Namun ia menegaskan, kondisi tersebut tak lantas menjadi alasan mengulur pelaksanaan Pilkades. Dirinya juga mengkritik Dinas PMD dan Bagian Hukum, Setda Muna yang lamban menuntaskan regulasi pendukung Pilkades. Waktu empat bulan ini disebut terbuang sia – sia karena Pemda hanya mampu berkutat pada urusan Perbup.
“Masa sampai April ini hanya berputar di Perbup. Berarti kita ini belum memulai tahapan apa pun sebenarnya. Tetapi kami di DPRD berkomitmen mengawal Pilkades agar tetap dilaksanakan tahun ini, paling lambat Oktober. Sehingga, tidak akan ada lagi istilah penundaan,” sebutnya.
Dianggap Cara Merampas Hak Otonomi Desa
La Husen Zuada, akademisi yang membuat karya tulis tentang desa di Sulawesi Tenggara dan diterbitkan dalam jurnal internasional scopus Q2 di Lithuania (Eropa) berpendapat, penempatan PNS sebagai Pj. Kades memang tidak melanggar regulasi, namun tetap dianggap bertentangan dengan semangat UU nomor 6 tahun 2014 tentang Desa. Terlebih, jika masa jabatan Penjabat sudah setara satu periode kepala desa defenitif.
Menurutnya, UU nomor 6 tahun 2014 yang merupakan turunan UU nomor 23 tahun 2004 tentang pemerintahan daerah, mengamanatkan adanya otonomi bagi desa. Desa diberi hak mengatur dirinya sendiri sesuai dengan nilai kearifan lokal desa, tanpa adanya intervensi dari pemerintah diatasnya. Otonomi desa itu meliputi program pembangunan desa, penganggaran, termasuk dalam hal menentukan pemimpin sendiri.

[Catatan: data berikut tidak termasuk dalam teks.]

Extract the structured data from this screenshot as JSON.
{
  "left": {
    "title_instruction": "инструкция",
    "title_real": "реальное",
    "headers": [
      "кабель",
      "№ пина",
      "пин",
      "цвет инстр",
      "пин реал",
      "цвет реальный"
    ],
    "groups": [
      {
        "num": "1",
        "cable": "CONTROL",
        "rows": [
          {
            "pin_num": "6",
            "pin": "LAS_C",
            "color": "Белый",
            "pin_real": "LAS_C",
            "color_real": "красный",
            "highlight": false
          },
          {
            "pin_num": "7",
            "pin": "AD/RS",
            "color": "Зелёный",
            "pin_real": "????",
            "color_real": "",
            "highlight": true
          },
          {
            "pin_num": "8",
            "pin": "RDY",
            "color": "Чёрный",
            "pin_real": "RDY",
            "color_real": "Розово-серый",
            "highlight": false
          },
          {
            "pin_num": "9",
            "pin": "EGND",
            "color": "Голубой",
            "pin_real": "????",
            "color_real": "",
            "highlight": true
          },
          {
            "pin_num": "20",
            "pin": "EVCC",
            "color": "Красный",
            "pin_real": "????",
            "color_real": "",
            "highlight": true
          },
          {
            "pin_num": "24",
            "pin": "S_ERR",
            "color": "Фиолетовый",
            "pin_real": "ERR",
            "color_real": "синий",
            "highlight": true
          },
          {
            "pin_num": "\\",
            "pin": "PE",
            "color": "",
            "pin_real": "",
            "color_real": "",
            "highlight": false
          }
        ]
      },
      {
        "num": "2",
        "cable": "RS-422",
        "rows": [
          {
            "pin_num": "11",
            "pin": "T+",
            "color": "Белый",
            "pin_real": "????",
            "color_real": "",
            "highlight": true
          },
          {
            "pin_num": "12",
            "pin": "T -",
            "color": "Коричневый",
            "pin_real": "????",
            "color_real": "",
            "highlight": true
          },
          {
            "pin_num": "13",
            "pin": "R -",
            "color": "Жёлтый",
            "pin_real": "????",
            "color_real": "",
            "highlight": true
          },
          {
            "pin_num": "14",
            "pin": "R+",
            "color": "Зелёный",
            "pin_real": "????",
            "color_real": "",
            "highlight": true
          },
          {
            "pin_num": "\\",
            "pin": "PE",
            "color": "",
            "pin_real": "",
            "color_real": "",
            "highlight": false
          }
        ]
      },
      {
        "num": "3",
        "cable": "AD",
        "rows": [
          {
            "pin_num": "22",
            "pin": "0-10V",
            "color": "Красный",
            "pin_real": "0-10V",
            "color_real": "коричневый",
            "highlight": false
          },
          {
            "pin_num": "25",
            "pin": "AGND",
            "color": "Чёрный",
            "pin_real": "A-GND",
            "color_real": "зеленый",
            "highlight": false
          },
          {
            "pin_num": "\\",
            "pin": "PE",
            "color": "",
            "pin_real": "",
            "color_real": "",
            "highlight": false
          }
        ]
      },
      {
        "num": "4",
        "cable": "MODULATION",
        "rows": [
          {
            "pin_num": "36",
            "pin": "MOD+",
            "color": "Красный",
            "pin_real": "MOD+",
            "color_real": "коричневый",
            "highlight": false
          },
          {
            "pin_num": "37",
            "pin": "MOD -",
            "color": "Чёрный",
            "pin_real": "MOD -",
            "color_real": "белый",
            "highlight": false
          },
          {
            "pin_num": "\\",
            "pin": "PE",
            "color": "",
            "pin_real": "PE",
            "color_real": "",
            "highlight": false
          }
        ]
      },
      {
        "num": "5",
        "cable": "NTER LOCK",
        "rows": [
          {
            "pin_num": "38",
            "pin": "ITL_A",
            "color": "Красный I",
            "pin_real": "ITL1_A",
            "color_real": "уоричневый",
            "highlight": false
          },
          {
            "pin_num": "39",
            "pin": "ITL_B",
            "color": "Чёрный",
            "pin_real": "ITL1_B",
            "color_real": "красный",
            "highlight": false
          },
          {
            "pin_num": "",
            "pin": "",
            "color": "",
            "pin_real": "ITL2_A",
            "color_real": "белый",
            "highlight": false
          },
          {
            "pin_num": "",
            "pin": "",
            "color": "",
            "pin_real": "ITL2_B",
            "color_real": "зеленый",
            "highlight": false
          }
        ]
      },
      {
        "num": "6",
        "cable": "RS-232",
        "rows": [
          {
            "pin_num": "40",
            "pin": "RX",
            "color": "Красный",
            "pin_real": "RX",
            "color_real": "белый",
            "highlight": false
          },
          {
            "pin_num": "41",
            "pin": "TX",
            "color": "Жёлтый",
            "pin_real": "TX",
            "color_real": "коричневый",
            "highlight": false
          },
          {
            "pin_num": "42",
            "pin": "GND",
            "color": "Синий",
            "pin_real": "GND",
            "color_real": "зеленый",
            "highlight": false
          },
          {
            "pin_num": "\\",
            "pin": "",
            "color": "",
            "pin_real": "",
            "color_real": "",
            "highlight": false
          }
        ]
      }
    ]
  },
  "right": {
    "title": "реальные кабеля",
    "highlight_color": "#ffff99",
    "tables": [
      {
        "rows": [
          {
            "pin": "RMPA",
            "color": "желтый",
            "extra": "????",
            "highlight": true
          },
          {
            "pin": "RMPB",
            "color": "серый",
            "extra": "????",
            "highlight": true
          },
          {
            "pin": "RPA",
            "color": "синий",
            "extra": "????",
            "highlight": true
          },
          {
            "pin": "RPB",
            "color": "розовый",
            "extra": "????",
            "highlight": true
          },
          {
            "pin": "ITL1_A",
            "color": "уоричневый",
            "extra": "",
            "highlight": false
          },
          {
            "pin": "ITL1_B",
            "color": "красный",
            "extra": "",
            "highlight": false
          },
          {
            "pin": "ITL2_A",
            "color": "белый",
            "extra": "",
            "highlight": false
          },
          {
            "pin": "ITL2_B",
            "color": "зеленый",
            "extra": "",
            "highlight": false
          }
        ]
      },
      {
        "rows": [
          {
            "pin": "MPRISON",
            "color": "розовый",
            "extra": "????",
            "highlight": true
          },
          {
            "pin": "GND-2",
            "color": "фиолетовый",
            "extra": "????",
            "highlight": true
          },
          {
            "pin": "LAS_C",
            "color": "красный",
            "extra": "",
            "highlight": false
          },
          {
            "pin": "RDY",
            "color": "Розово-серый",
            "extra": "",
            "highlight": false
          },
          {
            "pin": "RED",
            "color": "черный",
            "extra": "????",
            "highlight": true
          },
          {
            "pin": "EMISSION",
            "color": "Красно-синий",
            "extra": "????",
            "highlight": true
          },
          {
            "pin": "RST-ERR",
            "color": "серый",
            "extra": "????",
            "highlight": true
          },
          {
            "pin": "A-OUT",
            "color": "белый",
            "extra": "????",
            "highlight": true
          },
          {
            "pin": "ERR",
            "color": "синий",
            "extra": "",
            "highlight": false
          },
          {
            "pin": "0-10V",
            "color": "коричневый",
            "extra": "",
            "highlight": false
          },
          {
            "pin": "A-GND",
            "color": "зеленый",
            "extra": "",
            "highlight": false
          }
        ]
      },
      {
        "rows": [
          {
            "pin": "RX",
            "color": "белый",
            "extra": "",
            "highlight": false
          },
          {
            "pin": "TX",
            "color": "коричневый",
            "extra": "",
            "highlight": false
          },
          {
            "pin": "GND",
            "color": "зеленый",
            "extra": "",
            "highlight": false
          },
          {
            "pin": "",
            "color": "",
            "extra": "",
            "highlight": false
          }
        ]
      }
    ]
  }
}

“Dalam hirerarki pemerintahan, desa itu sesungguhnya sudah menjadi pemerintahan tingkat ketiga setelah provinsi dan kabupaten. Desa memiliki otonomi yang secara indenpen mengatur dinamika pembangunan, penganggaran dan sosial kemasyatakatannya sendiri,” kata Magister Ilmu Politik, Universitas Indonesia itu.
Pria kelahiran Muna yang kini menjadi Dosen Fakultas Ilmu Sosial dan Politik, Universitas Tadulako, Palu itu menganggap PNS merupakan bagian dari unsur pemerintah daerah sehingga kehadirannya di desa berpotensi membuka ruang intervensi daerah terhadap otonomi desa. Ada potensi ‘mengatur’ penganggaran desa, penempatan perangkat desa hingga penentuan program bantuan dan pembangunan yang sesuai ‘selera’ Pemda. Padahal seringkali hal itu mengabaikan hak desa untuk mengatur dirinya sendiri sesuai kearifan lokalnya. Termasuk pula, menghambat proses demokratisasi desa dalam menentukan pemimpinnya melalui proses Pilkades.
“Juga yang berbahaya ialah potensi menggarap dana desa untuk kepentingan pemerintahan di atas,” paparnya.